During times of economic hardship, security consultants are quick to suggest that security is not seen as a necessity and is often one of the first areas which is hit by budget cuts. Despite the advantages associated with good security, such as increased business because of ensured stability, the lack of obvious monetary returns makes security an easy target for spending reductions.
The spate of hotel bombings which have occurred in the Middle East, Asia and Africa over the past decade should be a bleak reminder that hoteliers must remain vigilant, in times both good and bad.
"Hotels are seen as high profile targets which have recognisable brand names that are identified as being Western owned," states Bill Fairweather, hotel security expert and Chairman, Institute of Hotel Security Management. They are more inclined to be intended as a target "because they are often frequented by royalty, diplomats, VIPs and senior figures," he continues.

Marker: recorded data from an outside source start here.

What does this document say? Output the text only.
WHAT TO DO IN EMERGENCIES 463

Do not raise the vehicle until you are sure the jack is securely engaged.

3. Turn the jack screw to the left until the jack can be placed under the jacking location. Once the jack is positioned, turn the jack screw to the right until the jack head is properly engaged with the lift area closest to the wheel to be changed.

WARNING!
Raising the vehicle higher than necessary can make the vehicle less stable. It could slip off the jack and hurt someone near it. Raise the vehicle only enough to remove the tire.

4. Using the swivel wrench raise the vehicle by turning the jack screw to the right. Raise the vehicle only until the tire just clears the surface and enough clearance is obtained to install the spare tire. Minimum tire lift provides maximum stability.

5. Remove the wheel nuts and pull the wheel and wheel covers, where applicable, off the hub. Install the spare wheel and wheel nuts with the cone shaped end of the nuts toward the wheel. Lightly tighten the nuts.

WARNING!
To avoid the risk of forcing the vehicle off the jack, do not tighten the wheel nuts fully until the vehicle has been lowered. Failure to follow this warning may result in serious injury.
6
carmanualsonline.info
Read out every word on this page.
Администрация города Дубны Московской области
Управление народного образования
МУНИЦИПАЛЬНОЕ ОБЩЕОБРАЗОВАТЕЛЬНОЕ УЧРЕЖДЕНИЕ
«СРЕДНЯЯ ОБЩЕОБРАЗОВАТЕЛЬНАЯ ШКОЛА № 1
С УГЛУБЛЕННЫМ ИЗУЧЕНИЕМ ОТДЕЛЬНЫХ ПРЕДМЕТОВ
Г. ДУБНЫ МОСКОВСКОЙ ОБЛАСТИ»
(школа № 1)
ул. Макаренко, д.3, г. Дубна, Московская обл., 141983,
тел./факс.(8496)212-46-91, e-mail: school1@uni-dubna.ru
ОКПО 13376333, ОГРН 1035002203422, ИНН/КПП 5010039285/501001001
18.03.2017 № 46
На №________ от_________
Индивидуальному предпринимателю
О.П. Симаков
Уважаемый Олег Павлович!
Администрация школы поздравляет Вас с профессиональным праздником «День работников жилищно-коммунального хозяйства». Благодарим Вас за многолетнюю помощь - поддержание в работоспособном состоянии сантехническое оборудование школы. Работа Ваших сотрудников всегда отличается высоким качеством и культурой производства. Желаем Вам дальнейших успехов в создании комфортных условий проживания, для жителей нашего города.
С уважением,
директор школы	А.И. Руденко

While high profile attacks grab the attention of the media, more subtle methods of criminality should not be forgotten. According to a recent New York Times article, instances of credit card fraud are particularly prominent in the hotel industry and are one of the best sources of information for hackers ('Credit card hackers visit hotels all too often', July 6 2010).
"Hotels need to develop new security measures to combat changing criminal trends," asserts Bill, "theft is perpetrated by both internal and external factions, it's not just your handbag thieves and burglars."
And the best way to secure a hotel? Bill recommends "consulting with security experts in the hotel industry and speaking with specialist police departments."